Once phase 3 was complete, additional applications were deployed, using the processes developed from the first live deployment. Gradually we released all applications and created a full production platform with associated management and integration tools.
This phased release approach gave comfort to the business sponsor, who was able to witness regular application releases on a tight schedule. This staggered approach provided the opportunity for continuous platform improvements from one release to the next.
General Guidelines for a Good Technical Design
Although every project is different and depends on several factors, a good technical design should:
- Be simple and easy to reproduce
- Be scalable
- Be cost efficient
- Be fault tolerant
- Have a total cost of ownership that the business can achieve
- Be supportable
One useful addition to every technical design is a section that justifies the design choices and references the original requirements, constraints, risks, and so on. This extra information demonstrates to the business project sponsor that all the requirements have been seriously considered, and it also assists the designer in validating his or her thought process at the next project iteration.
Learning from Experience
How do you know if a project has been successful?
Early in my career as a Windows engineer, I worked on many Microsoft Exchange projects. Microsoft Exchange can be deployed in various ways, and it does have some great functionality. For instance, I remember well the excitement surrounding the release of Outlook Anywhere, and the massive impact it had. Users were suddenly able to double-click on an icon and check email without a VPN! The underlying system, however, was not completely fault tolerant, and the single points of failure were unlikely to satisfy uptime requirements if they failed.
This is an example of a project evolving from “Building a highly available messaging solution for the company based on a standard supportable platform” to “Enabling users to access email from any location without the use of a VPN.”
As you work on a project, ensure that at every stage of the project, the vision and requirements remain in clear view. It is easy to lose sight of the vision or goal and fall prey to scope creep.

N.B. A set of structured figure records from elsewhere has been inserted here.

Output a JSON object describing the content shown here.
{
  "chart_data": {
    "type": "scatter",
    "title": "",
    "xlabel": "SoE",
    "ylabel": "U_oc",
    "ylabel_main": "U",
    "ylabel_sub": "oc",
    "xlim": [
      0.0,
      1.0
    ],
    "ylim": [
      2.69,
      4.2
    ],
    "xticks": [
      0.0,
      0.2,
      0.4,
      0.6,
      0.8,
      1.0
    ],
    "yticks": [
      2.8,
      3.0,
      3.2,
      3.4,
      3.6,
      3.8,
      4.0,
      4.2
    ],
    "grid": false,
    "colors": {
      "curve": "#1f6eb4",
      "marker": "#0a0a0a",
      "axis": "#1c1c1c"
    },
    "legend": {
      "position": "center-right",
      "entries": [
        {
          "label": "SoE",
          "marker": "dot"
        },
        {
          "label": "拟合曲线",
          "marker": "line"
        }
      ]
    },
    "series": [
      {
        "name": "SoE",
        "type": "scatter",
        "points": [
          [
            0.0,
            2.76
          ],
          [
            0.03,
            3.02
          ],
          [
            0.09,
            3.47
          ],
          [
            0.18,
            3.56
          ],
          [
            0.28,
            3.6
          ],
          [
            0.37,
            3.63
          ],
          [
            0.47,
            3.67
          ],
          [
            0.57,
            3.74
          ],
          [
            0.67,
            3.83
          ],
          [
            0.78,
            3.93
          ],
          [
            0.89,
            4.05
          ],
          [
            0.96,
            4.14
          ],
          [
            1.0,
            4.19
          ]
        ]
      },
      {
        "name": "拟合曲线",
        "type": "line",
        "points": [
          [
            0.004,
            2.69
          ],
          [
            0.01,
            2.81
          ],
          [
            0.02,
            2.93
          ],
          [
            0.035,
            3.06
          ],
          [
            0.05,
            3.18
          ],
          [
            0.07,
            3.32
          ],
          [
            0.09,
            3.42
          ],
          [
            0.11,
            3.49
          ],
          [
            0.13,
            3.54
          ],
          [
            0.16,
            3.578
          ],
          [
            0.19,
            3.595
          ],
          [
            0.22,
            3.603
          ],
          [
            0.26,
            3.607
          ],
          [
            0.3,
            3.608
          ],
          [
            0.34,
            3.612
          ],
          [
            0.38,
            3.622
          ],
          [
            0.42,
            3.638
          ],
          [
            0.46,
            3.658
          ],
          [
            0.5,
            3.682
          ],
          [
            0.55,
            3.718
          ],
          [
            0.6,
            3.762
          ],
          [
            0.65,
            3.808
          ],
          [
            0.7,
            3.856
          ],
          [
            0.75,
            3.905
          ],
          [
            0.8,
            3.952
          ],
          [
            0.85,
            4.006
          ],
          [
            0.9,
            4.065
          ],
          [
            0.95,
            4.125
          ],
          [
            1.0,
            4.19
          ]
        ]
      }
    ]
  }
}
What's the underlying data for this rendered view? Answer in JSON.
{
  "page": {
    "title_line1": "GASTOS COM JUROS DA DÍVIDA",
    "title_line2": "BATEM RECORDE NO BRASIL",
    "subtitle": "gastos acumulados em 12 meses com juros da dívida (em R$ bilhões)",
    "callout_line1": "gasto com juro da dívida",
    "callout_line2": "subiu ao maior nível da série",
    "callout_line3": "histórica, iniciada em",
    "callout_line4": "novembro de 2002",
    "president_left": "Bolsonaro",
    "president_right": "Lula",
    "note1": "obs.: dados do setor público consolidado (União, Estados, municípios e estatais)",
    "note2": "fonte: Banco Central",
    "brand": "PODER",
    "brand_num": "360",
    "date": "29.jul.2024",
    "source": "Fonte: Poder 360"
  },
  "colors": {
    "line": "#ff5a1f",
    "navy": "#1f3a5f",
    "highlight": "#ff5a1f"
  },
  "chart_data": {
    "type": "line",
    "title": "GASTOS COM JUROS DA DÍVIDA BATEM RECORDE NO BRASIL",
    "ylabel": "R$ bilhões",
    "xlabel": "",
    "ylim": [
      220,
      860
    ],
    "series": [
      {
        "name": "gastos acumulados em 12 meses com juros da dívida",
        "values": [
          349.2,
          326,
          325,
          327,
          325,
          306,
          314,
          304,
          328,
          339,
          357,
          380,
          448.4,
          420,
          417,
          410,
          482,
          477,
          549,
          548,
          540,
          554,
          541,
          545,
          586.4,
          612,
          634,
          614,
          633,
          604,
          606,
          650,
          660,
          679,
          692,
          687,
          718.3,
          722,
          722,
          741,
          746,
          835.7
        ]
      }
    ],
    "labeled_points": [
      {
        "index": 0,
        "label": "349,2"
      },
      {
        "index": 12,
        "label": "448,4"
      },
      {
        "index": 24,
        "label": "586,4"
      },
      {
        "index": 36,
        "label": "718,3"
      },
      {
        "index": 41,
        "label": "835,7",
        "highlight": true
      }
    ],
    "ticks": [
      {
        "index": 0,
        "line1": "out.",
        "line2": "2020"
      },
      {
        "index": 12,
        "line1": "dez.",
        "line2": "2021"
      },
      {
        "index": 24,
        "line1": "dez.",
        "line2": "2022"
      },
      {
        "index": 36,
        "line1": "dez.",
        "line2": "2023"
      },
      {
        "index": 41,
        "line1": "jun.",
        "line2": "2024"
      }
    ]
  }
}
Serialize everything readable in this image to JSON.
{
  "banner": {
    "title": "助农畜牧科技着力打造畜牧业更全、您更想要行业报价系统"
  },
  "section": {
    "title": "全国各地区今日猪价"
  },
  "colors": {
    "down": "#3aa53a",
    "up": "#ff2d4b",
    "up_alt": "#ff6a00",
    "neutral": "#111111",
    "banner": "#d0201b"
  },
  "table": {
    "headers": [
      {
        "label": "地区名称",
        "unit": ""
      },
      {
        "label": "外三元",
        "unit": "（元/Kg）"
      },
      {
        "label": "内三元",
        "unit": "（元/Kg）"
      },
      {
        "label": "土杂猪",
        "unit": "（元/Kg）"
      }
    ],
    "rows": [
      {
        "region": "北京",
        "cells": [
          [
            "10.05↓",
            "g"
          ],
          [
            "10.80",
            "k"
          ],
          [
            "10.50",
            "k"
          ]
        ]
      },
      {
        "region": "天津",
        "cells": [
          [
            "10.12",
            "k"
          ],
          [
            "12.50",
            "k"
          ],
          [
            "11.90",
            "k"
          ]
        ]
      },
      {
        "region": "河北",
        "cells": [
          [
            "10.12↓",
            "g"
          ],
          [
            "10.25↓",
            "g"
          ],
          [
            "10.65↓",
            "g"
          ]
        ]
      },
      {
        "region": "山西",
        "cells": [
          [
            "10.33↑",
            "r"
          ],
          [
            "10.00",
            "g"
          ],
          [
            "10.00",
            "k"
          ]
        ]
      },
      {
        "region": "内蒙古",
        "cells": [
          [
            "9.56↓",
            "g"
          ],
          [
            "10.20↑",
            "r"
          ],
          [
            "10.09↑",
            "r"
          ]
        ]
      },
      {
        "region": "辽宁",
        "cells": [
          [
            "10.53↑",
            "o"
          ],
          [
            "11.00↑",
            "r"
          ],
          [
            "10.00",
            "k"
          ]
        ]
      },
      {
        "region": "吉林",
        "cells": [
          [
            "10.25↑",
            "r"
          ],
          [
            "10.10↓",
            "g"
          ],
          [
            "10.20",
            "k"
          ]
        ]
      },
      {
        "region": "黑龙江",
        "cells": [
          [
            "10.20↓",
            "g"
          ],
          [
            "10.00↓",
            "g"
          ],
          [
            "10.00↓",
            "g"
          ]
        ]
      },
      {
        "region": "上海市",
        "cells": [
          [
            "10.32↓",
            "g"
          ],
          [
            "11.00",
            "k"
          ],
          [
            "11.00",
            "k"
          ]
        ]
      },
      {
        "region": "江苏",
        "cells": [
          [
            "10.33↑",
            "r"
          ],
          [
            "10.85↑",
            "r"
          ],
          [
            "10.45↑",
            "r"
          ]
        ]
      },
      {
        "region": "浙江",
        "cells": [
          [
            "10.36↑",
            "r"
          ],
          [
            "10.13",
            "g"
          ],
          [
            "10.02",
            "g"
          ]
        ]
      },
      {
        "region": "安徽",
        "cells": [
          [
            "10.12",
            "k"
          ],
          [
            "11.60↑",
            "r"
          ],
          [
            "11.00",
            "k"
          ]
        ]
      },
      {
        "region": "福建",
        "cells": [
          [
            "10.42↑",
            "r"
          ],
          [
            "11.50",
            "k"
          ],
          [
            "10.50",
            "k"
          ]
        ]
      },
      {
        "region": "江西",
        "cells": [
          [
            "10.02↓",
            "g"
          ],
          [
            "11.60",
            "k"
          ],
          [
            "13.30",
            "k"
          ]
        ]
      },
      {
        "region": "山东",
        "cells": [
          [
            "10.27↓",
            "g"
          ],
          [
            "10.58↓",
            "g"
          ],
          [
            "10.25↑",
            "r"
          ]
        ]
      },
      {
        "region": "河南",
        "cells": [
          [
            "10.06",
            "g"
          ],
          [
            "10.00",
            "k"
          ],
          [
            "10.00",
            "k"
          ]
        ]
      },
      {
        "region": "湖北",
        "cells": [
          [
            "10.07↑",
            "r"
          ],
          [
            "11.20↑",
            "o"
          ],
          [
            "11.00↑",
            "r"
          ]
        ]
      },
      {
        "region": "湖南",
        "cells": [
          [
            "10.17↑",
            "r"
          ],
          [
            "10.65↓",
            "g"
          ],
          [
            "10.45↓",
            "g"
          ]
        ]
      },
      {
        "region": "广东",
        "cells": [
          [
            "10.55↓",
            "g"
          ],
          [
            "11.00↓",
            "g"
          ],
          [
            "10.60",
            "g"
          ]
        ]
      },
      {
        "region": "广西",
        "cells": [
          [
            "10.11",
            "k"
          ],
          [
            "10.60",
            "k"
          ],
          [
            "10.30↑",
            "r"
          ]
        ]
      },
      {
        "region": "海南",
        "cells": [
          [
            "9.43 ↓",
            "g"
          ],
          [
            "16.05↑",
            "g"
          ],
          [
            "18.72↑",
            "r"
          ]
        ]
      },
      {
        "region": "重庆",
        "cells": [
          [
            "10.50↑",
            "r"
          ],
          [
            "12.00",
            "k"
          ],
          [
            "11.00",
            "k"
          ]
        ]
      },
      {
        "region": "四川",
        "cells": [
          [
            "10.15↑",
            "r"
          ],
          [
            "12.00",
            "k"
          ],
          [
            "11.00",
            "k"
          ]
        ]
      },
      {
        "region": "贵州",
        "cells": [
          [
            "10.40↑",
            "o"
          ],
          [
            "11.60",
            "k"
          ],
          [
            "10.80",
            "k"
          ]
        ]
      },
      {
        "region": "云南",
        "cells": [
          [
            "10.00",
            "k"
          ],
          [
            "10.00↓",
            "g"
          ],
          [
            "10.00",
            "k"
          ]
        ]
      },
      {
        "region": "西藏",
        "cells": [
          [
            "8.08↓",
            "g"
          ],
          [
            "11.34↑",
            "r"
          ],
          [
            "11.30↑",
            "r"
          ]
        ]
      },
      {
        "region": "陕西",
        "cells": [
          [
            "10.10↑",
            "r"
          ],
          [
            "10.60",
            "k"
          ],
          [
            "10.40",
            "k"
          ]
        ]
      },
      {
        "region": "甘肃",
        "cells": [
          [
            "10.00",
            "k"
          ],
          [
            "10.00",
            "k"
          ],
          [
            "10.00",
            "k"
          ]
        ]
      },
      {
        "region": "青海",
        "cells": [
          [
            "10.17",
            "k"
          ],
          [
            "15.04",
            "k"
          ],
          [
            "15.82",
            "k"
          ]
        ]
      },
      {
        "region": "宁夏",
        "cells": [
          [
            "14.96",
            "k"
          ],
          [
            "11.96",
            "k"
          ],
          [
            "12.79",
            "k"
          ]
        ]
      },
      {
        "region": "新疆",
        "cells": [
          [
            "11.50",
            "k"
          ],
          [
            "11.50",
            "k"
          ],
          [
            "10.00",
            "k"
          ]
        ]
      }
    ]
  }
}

Both the vision and requirements should be clearly defined and not open to interpretation.
Measuring Project Success
“That will do.” This everyday saying makes many people shudder; however, it can be very true with technical design.
A company needs a sensible design to be delivered on time and within budget, and it needs the design to meet requirements while observing risks and assumptions and operating around constraints.
- “True perfection has to be imperfect; I know that sounds foolish, but it’s true.”
- —Noel Gallagher
Your project may be far from perfect, but if it meets its vision while respecting all requirements, then it can be regarded as a success. Any imperfections can be fixed either as a business-as-usual exercise or during a period of stabilization.